Actuellement mise à l’honneur à Paris avec l’exposition Hergé au Grand Palais, la ligne claire vient de perdre l’un de ses meilleurs affidés. A la suite d’une remise en cause artistique radicale au début de sa carrière, Ted Benoît avait poussé très loin les limites de ce style graphique et narratif fondé sur la limpidité. Connu également pour avoir été le premier à reprendre la série Blake et Mortimer après la mort d’Edgar P. Jacobs, le dessinateur s’est éteint à Paris vendredi 30 septembre à l’âge de 69 ans.
Né le 25 juillet 1947 à Niort, Ted Benoît – de son vrai nom Thierry Benoît – a longtemps rêvé de cinéma, et de cinéma américain, avant de basculer dans la bande dessinée. Il fréquente d’abord les bancs de l’Institut des hautes études cinématographiques (Idhec) à Paris, puis devient assistant réalisateur à la télévision. Dessinateur en parallèle, il voit ses premières histoires publiées dans Actuel, puis dans l’Echo des savanes, où Nikita Mandryka le prend sous son aile. Son tout premier album, Hôpital (Les Humanoïdes associés), s’avère un coup de maître : il obtient le prix du meilleur scénario au Festival d’Angoulême 1979.
Ray Banana, dandy macho
Grand amateur de Robert Crumb, Ted Benoît travaille alors dans un style graphique rappelant le mouvement underground américain. C’est la lecture d’un ouvrage du dessinateur néerlandais Joost Swarte – L’Art moderne (Les Humanoïdes associés, 1980) – dans lequel celui-ci pose les bases théoriques de la ligne claire chère à Hergé et Jacobs, qui va entraîner sa mue. Progressivement, Benoît va épurer son trait et revendiquer son appartenance à la ligne claire, comme le clamera le titre d’un recueil d’histoires courtes publié en 1981, Vers la ligne claire (Les Humanoïdes associés).

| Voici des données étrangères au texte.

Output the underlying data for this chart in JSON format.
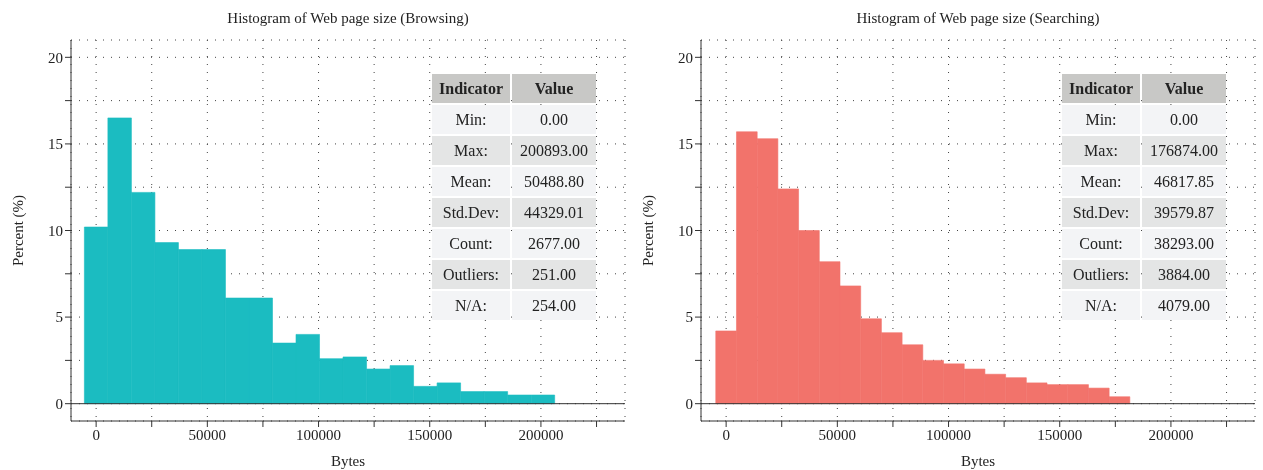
{
  "chart_data": [
    {
      "type": "histogram",
      "title": "Histogram of Web page size (Browsing)",
      "xlabel": "Bytes",
      "ylabel": "Percent (%)",
      "color": "#1bbcc1",
      "bins": [
        -5286,
        5287,
        15860,
        26433,
        37006,
        47579,
        58152,
        68725,
        79298,
        89871,
        100444,
        111017,
        121590,
        132163,
        142736,
        153309,
        163882,
        174455,
        185028,
        195601,
        206174
      ],
      "values": [
        10.2,
        16.5,
        12.2,
        9.3,
        8.9,
        8.9,
        6.1,
        6.1,
        3.5,
        4.0,
        2.6,
        2.7,
        2.0,
        2.2,
        1.0,
        1.2,
        0.7,
        0.7,
        0.5,
        0.5
      ],
      "xlim": [
        -11300,
        237800
      ],
      "xticks": [
        0,
        {
          "value": 25000,
          "label": null
        },
        50000,
        {
          "value": 75000,
          "label": null
        },
        100000,
        {
          "value": 125000,
          "label": null
        },
        150000,
        {
          "value": 175000,
          "label": null
        },
        200000,
        {
          "value": 225000,
          "label": null
        }
      ],
      "ylim": [
        -1,
        21
      ],
      "yticks": [
        0,
        {
          "value": 2.5,
          "label": null
        },
        5,
        {
          "value": 7.5,
          "label": null
        },
        10,
        {
          "value": 12.5,
          "label": null
        },
        15,
        {
          "value": 17.5,
          "label": null
        },
        20
      ],
      "grid": true,
      "ref_lines": [
        {
          "axis": "y",
          "value": 0,
          "label": null
        }
      ],
      "annotations": [
        "Indicator",
        "Value",
        "Min:",
        "0.00",
        "Max:",
        "200893.00",
        "Mean:",
        "50488.80",
        "Std.Dev:",
        "44329.01",
        "Count:",
        "2677.00",
        "Outliers:",
        "251.00",
        "N/A:",
        "254.00"
      ]
    },
    {
      "type": "histogram",
      "title": "Histogram of Web page size (Searching)",
      "xlabel": "Bytes",
      "ylabel": "Percent (%)",
      "color": "#f2736b",
      "bins": [
        -4655,
        4654,
        13963,
        23272,
        32581,
        41890,
        51199,
        60508,
        69817,
        79126,
        88435,
        97744,
        107053,
        116362,
        125671,
        134980,
        144289,
        153598,
        162907,
        172216,
        181525
      ],
      "values": [
        4.2,
        15.7,
        15.3,
        12.4,
        10.0,
        8.2,
        6.8,
        4.9,
        4.1,
        3.4,
        2.5,
        2.3,
        2.0,
        1.7,
        1.5,
        1.2,
        1.1,
        1.1,
        0.9,
        0.4
      ],
      "xlim": [
        -11300,
        237800
      ],
      "xticks": [
        0,
        {
          "value": 25000,
          "label": null
        },
        50000,
        {
          "value": 75000,
          "label": null
        },
        100000,
        {
          "value": 125000,
          "label": null
        },
        150000,
        {
          "value": 175000,
          "label": null
        },
        200000,
        {
          "value": 225000,
          "label": null
        }
      ],
      "ylim": [
        -1,
        21
      ],
      "yticks": [
        0,
        {
          "value": 2.5,
          "label": null
        },
        5,
        {
          "value": 7.5,
          "label": null
        },
        10,
        {
          "value": 12.5,
          "label": null
        },
        15,
        {
          "value": 17.5,
          "label": null
        },
        20
      ],
      "grid": true,
      "ref_lines": [
        {
          "axis": "y",
          "value": 0,
          "label": null
        }
      ],
      "annotations": [
        "Indicator",
        "Value",
        "Min:",
        "0.00",
        "Max:",
        "176874.00",
        "Mean:",
        "46817.85",
        "Std.Dev:",
        "39579.87",
        "Count:",
        "38293.00",
        "Outliers:",
        "3884.00",
        "N/A:",
        "4079.00"
      ]
    }
  ]
}
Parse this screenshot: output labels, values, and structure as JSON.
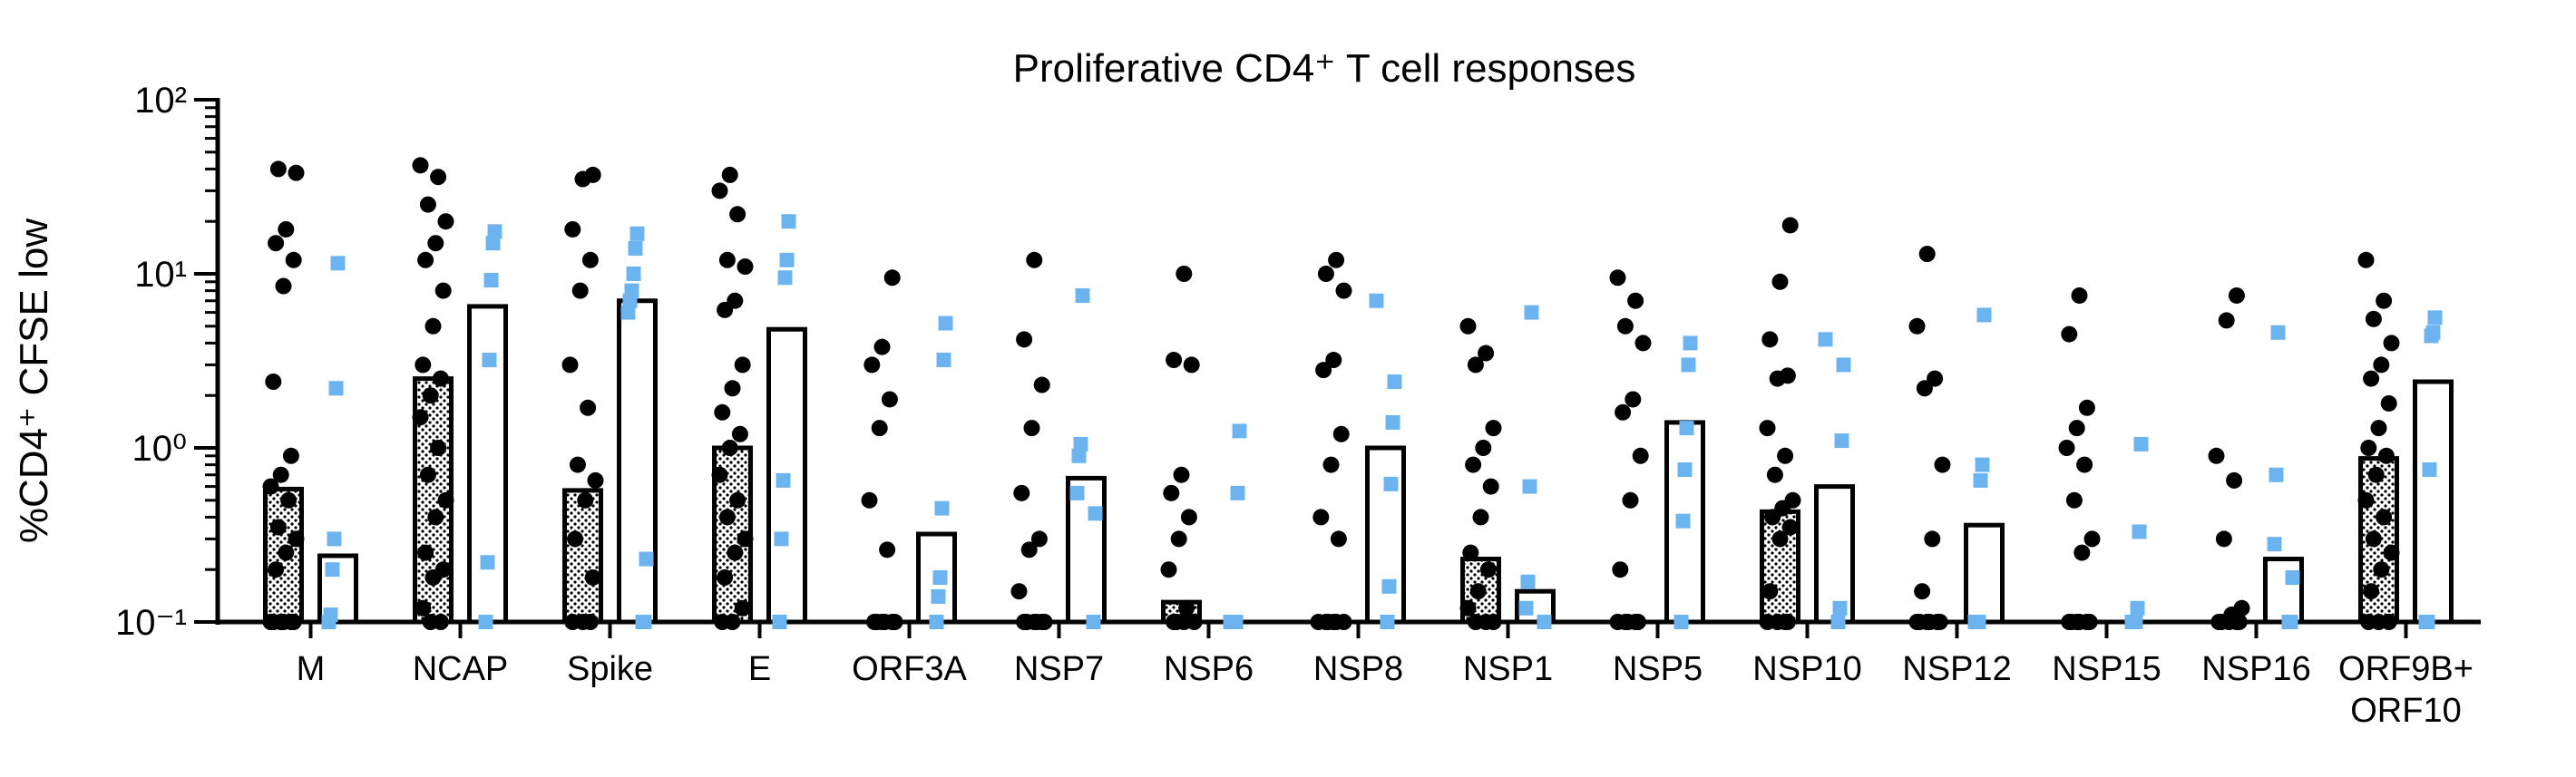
{
  "chart_data": {
    "type": "bar",
    "title": "Proliferative CD4⁺ T cell responses",
    "ylabel": "%CD4⁺ CFSE low",
    "y_scale": "log",
    "ylim": [
      0.1,
      100
    ],
    "y_ticks": [
      {
        "value": 0.1,
        "label": "10⁻¹"
      },
      {
        "value": 1,
        "label": "10⁰"
      },
      {
        "value": 10,
        "label": "10¹"
      },
      {
        "value": 100,
        "label": "10²"
      }
    ],
    "legend": "none",
    "colors": {
      "group1_points": "#000000",
      "group2_points": "#6cb4ef",
      "bar_outline": "#000000",
      "bar1_fill": "#ffffff",
      "bar1_dots": "#000000"
    },
    "categories": [
      {
        "label": "M",
        "group1": {
          "bar": 0.58,
          "points": [
            0.1,
            0.1,
            0.1,
            0.1,
            0.1,
            0.1,
            0.2,
            0.25,
            0.3,
            0.35,
            0.5,
            0.6,
            0.7,
            0.9,
            2.4,
            8.5,
            12,
            15,
            18,
            38,
            40
          ]
        },
        "group2": {
          "bar": 0.24,
          "points": [
            0.1,
            0.11,
            0.2,
            0.3,
            2.2,
            11.5
          ]
        }
      },
      {
        "label": "NCAP",
        "group1": {
          "bar": 2.5,
          "points": [
            0.1,
            0.1,
            0.12,
            0.18,
            0.2,
            0.25,
            0.4,
            0.5,
            0.7,
            1,
            1.5,
            2,
            2.5,
            3,
            5,
            8,
            12,
            15,
            20,
            25,
            36,
            42
          ]
        },
        "group2": {
          "bar": 6.5,
          "points": [
            0.1,
            0.22,
            3.2,
            9.2,
            15,
            17.5
          ]
        }
      },
      {
        "label": "Spike",
        "group1": {
          "bar": 0.57,
          "points": [
            0.1,
            0.1,
            0.1,
            0.18,
            0.3,
            0.5,
            0.65,
            0.8,
            1.7,
            3,
            8,
            12,
            18,
            35,
            37
          ]
        },
        "group2": {
          "bar": 7.0,
          "points": [
            0.1,
            0.1,
            0.23,
            6,
            7,
            8,
            10,
            14,
            17
          ]
        }
      },
      {
        "label": "E",
        "group1": {
          "bar": 1.0,
          "points": [
            0.1,
            0.1,
            0.12,
            0.18,
            0.25,
            0.3,
            0.4,
            0.5,
            0.7,
            1,
            1.2,
            1.6,
            2.2,
            3,
            6.2,
            7,
            11,
            12,
            22,
            30,
            37
          ]
        },
        "group2": {
          "bar": 4.8,
          "points": [
            0.1,
            0.3,
            0.65,
            9.5,
            12,
            20
          ]
        }
      },
      {
        "label": "ORF3A",
        "group1": {
          "bar": 0.1,
          "points": [
            0.1,
            0.1,
            0.1,
            0.1,
            0.1,
            0.1,
            0.26,
            0.5,
            1.3,
            1.9,
            3,
            3.8,
            9.5
          ]
        },
        "group2": {
          "bar": 0.32,
          "points": [
            0.1,
            0.14,
            0.18,
            0.45,
            3.2,
            5.2
          ]
        }
      },
      {
        "label": "NSP7",
        "group1": {
          "bar": 0.1,
          "points": [
            0.1,
            0.1,
            0.1,
            0.1,
            0.1,
            0.1,
            0.15,
            0.26,
            0.3,
            0.55,
            1.3,
            2.3,
            4.2,
            12
          ]
        },
        "group2": {
          "bar": 0.67,
          "points": [
            0.1,
            0.42,
            0.55,
            0.9,
            1.05,
            7.5
          ]
        }
      },
      {
        "label": "NSP6",
        "group1": {
          "bar": 0.13,
          "points": [
            0.1,
            0.1,
            0.1,
            0.1,
            0.12,
            0.2,
            0.3,
            0.4,
            0.55,
            0.7,
            3,
            3.2,
            10
          ]
        },
        "group2": {
          "bar": 0.1,
          "points": [
            0.1,
            0.1,
            0.1,
            0.1,
            0.55,
            1.25
          ]
        }
      },
      {
        "label": "NSP8",
        "group1": {
          "bar": 0.1,
          "points": [
            0.1,
            0.1,
            0.1,
            0.1,
            0.1,
            0.1,
            0.3,
            0.4,
            0.8,
            1.2,
            2.8,
            3.2,
            8,
            10,
            12
          ]
        },
        "group2": {
          "bar": 1.0,
          "points": [
            0.1,
            0.16,
            0.62,
            1.4,
            2.4,
            7
          ]
        }
      },
      {
        "label": "NSP1",
        "group1": {
          "bar": 0.23,
          "points": [
            0.1,
            0.1,
            0.1,
            0.12,
            0.15,
            0.2,
            0.25,
            0.4,
            0.6,
            0.8,
            1,
            1.3,
            3,
            3.5,
            5
          ]
        },
        "group2": {
          "bar": 0.15,
          "points": [
            0.1,
            0.12,
            0.17,
            0.6,
            6
          ]
        }
      },
      {
        "label": "NSP5",
        "group1": {
          "bar": 0.1,
          "points": [
            0.1,
            0.1,
            0.1,
            0.1,
            0.1,
            0.2,
            0.5,
            0.9,
            1.6,
            1.9,
            4,
            5,
            7,
            9.5
          ]
        },
        "group2": {
          "bar": 1.4,
          "points": [
            0.1,
            0.38,
            0.75,
            1.3,
            3,
            4
          ]
        }
      },
      {
        "label": "NSP10",
        "group1": {
          "bar": 0.43,
          "points": [
            0.1,
            0.1,
            0.1,
            0.1,
            0.15,
            0.3,
            0.35,
            0.4,
            0.45,
            0.5,
            0.7,
            0.9,
            1.3,
            2.5,
            2.6,
            4.2,
            9,
            19
          ]
        },
        "group2": {
          "bar": 0.6,
          "points": [
            0.1,
            0.12,
            1.1,
            3,
            4.2
          ]
        }
      },
      {
        "label": "NSP12",
        "group1": {
          "bar": 0.1,
          "points": [
            0.1,
            0.1,
            0.1,
            0.1,
            0.1,
            0.1,
            0.15,
            0.3,
            0.8,
            2.2,
            2.5,
            5,
            13
          ]
        },
        "group2": {
          "bar": 0.36,
          "points": [
            0.1,
            0.1,
            0.1,
            0.65,
            0.8,
            5.8
          ]
        }
      },
      {
        "label": "NSP15",
        "group1": {
          "bar": 0.1,
          "points": [
            0.1,
            0.1,
            0.1,
            0.1,
            0.1,
            0.1,
            0.25,
            0.3,
            0.5,
            0.8,
            1,
            1.3,
            1.7,
            4.5,
            7.5
          ]
        },
        "group2": {
          "bar": 0.1,
          "points": [
            0.1,
            0.1,
            0.1,
            0.12,
            0.33,
            1.05
          ]
        }
      },
      {
        "label": "NSP16",
        "group1": {
          "bar": 0.1,
          "points": [
            0.1,
            0.1,
            0.1,
            0.1,
            0.1,
            0.11,
            0.12,
            0.3,
            0.65,
            0.9,
            5.4,
            7.5
          ]
        },
        "group2": {
          "bar": 0.23,
          "points": [
            0.1,
            0.1,
            0.18,
            0.28,
            0.7,
            4.6
          ]
        }
      },
      {
        "label": "ORF9B+\nORF10",
        "group1": {
          "bar": 0.87,
          "points": [
            0.1,
            0.1,
            0.1,
            0.15,
            0.2,
            0.25,
            0.3,
            0.4,
            0.5,
            0.7,
            0.9,
            1,
            1.3,
            1.8,
            2.5,
            3,
            4,
            5.5,
            7,
            12
          ]
        },
        "group2": {
          "bar": 2.4,
          "points": [
            0.1,
            0.1,
            0.75,
            4.4,
            4.6,
            5.6
          ]
        }
      }
    ]
  }
}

L’année suivante voit s’affirmer son personnage fétiche, Ray Banana, à travers l’album Berceuse électrique (Casterman), prépublié dans le magazine (A Suivre). Ce dandy macho aux faux airs de Clark Gable évolue dans un univers totalement artificiel dont le prétexte est de restituer l’ambiance des années 1950, ce qui n’empêche pas l’ajout d’une dose de surréalisme. Peu importe la nature de ses aventures (rocambolesques puisque s’y croisent des extraterrestres et une secte), l’essentiel, pour Benoît, est de dessiner des décapotables carrossées et des bâtiments Art déco, et de faire swinguer ses personnages dans des costards tirés à quatre épingles. La ligne claire – qu’il n’hésite pas à dézinguer à coups de trames et d’ombres portées – constitue tout à la fois un manifeste et un outil esthétique. Il devient alors l’une de ses figures de proue, aux côtés de Floc’h ou d’Yves Chaland.
Ray Banana poursuivra ses pérégrinations dans l’album suivant, Cité Lumière (Casterman, 1986), une histoire se déroulant dans le milieu de l’art contemporain, qui – suprême hommage – sera mis en couleurs quelques années plus tard par les studios Hergé. Ted Benoît abandonnera ensuite provisoirement le dessin pour offrir un scénario au dessinateur Pierre Nedjar, L’Homme de nulle part (Casterman, 1989), un récit dont le personnage principal n’est autre que la femme de ménage de Ray Banana, une dénommée Thelma Ritter, comme l’actrice américaine du même nom (1902-1969), spécialisée dans les seconds rôles.
Illustrateur méticuleux
Auteur discret jusque-là, mais précieux, car capable de rallier les lecteurs de BD franco-belge et de BD indépendante, Ted Benoît va changer de dimension en acceptant au milieu des années 1990 la proposition de Dargaud, qui a acquis les droits de Blake et Mortimer, de reprendre la célèbre série. Le scénariste belge à succès Jean Van Hamme lui écrira deux histoires : L’Affaire Francis Blake (1996), qui recevra le prix du public à Angoulême en 1997, et L’Etrange Rendez-vous (2001).
Illustrateur méticuleux, Ted Benoît a également beaucoup travaillé pour la presse et la publicité, et réalisé de nombreuses affiches et sérigraphies, qui continuent de faire le bonheur des collectionneurs et des galeristes.